I still find myself thinking about this from time to time, since I haven't encountered such allegations of self-plagiarism in conference work, but I have presented similar work at different conferences. This is no confession; it's all on my public CV (flagged as revisions). In the talk itself I always mention whether and where I've given a version of it before. In fact I was going to version my 2009 MLA talk on DJ culture for two associations at Congress this year, but they didn't happen (for unrelated reasons).

Multiple, simultaneous submissions of the same article to different publishers is a major no-no, of course; but I haven't seen any guideline barring multiple conference-talk variants for multiple associations. Maybe norms and standards differ from association to association. In any case, I agree with my colleague's qualified riposte to the notion that reworking similar material for different conferences is self-plagiarism. Here's why:

  1. It's not the same as trying to pass off old work as new work for a mark; you're not hiding anything if you acknowledge, up front, where and when you've presented a prior version.
  2. It's testing an idea with different audiences, for different kinds of feedback, which is actually more valuable as university culture gets more "interdisciplinary." It's not presenting the same paper to the same people again, so what's wrong with seeing what different people think? Had my DJ talks happened, it would have fielded feedback from US literary and cultural studies scholars, and from Canadian literary, cultural studies, and communication studies scholars.
  3. The first presentation will -- or should -- prompt substantial revisions. Testing and exploring new ideas is a core mission of any academic conference; fielding questions and criticisms, then reworking a thesis accordingly, is a valuable "workshopping" process, and can be particularly helpful to grad students trying to build a CV or practice for a defence.
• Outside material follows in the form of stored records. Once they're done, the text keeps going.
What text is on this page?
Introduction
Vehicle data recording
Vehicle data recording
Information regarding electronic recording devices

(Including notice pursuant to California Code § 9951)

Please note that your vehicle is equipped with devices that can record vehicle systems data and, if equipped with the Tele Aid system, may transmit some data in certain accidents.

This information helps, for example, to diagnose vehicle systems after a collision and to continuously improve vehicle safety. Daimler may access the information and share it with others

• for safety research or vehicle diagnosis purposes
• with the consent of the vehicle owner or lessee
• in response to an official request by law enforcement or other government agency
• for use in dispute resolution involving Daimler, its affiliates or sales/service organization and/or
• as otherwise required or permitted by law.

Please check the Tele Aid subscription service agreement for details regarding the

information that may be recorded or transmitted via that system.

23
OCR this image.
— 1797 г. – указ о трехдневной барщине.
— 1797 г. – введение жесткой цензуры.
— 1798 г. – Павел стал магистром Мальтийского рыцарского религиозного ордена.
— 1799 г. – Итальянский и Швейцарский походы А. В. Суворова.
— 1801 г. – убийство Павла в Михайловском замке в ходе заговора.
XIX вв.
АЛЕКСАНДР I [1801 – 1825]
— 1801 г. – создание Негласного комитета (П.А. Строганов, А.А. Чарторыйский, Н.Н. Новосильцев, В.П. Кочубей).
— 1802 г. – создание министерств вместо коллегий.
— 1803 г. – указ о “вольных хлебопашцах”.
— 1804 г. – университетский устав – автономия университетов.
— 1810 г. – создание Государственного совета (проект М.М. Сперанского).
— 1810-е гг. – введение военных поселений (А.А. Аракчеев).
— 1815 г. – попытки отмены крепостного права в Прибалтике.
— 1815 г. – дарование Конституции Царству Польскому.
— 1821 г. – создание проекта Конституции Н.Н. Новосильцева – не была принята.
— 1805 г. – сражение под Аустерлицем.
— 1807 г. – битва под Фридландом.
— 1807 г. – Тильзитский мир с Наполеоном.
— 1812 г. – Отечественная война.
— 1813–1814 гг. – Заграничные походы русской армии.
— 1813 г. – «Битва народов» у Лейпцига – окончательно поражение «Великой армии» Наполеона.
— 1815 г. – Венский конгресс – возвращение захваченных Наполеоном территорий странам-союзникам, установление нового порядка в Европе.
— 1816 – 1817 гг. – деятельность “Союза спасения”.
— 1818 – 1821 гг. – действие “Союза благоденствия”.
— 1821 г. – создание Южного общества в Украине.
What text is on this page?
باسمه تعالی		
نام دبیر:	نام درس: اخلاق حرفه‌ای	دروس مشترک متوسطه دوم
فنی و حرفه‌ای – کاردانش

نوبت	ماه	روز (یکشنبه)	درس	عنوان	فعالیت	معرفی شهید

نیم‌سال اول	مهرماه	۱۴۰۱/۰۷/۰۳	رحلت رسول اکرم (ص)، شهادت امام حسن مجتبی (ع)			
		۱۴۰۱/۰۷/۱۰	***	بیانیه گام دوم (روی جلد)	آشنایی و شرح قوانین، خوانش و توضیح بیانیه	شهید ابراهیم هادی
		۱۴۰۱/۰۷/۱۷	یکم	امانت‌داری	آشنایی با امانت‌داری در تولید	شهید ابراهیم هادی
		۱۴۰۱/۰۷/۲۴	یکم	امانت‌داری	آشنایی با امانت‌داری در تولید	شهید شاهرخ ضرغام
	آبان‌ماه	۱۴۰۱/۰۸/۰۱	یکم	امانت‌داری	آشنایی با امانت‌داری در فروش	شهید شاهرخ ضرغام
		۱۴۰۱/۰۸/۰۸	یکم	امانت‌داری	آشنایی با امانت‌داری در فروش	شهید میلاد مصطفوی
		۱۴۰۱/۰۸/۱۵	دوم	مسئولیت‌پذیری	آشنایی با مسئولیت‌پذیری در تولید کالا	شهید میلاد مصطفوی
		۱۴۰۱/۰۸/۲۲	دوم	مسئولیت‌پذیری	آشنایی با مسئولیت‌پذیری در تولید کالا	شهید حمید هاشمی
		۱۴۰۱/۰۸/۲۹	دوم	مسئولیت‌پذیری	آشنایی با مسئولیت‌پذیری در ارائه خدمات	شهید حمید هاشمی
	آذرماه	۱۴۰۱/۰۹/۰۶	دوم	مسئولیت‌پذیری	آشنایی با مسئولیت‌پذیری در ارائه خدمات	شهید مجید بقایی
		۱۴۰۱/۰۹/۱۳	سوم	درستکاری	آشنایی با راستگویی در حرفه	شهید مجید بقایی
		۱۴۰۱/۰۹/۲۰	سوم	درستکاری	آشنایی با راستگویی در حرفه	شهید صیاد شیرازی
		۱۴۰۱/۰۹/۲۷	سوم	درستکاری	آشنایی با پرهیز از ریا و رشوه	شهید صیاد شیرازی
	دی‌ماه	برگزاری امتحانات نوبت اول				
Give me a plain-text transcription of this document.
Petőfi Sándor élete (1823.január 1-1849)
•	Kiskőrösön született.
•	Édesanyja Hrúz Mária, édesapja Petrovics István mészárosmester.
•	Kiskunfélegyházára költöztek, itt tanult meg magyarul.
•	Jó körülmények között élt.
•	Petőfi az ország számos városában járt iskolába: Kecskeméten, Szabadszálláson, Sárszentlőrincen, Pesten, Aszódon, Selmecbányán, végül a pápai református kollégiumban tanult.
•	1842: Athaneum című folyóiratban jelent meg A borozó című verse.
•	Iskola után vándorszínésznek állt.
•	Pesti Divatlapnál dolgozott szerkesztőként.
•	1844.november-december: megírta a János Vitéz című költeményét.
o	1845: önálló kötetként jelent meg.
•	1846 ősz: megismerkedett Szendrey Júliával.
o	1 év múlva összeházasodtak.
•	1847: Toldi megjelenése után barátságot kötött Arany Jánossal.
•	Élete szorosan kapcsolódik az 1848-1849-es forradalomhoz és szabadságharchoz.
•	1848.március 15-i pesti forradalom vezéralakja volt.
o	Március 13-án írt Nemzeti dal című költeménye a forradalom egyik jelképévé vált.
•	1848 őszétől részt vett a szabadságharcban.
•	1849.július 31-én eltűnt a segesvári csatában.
So that's my thinking on this question. I've posted it here to invite questions, counter-arguments, and discussion, since surely there are considerations I've neglected.

 

Work Cited

Veal, Michael E. Dub: Soundscapes and Shattered Songs in Jamaican Reggae. Hanover: Wesleyan UP, 2007.

Comments

  • Heather Clitheroe June 10, 2011 - 10:51am

    To be honest, I wouldn't have thought of conference presentations as skirting close to plagiarism, though I suppose I could see how the argument could be made for it. But it does seem like research evolves and changes even when the same material is presented - going back and forth with you on my paper, for example, has resulted in some pretty major revisions being made. Do I need to reference that? I don't think so, but...?

    Interesting that simultaneous submissions in the academic world are discouraged so strongly. In the fiction world, sim-subs are similarly discouraged, but it's an accepted practice among writers. Most of us - I won't say if I do or not, and most writers would follow the same practice - do submit to multiple markets even when guidelines state that you can't, and the rationale writers give each other is that editorial decisions can take months (sometimes several years). If you do it, you have to keep very careful records and pull pieces from consideration as soon as an acceptance is received. Some markets allow sim-subs but with the stipulation that you'll notify them if the material is accepted elsewhere. I'm a slush reader for a literary magazine, and though very few of the submissions are marked as a sim-sub, I'd be willing to lay good money on virtually all of them being out at other markets.

    The academic market must be different, I imagine - peer-review probably takes longer and more resources and there are probably more fiction slush readers than there are for, say, Wiley's. But if it takes just as long to get a decision, it wouldn't surprise me if articles start to 'accidentally' be sent out to more than one market.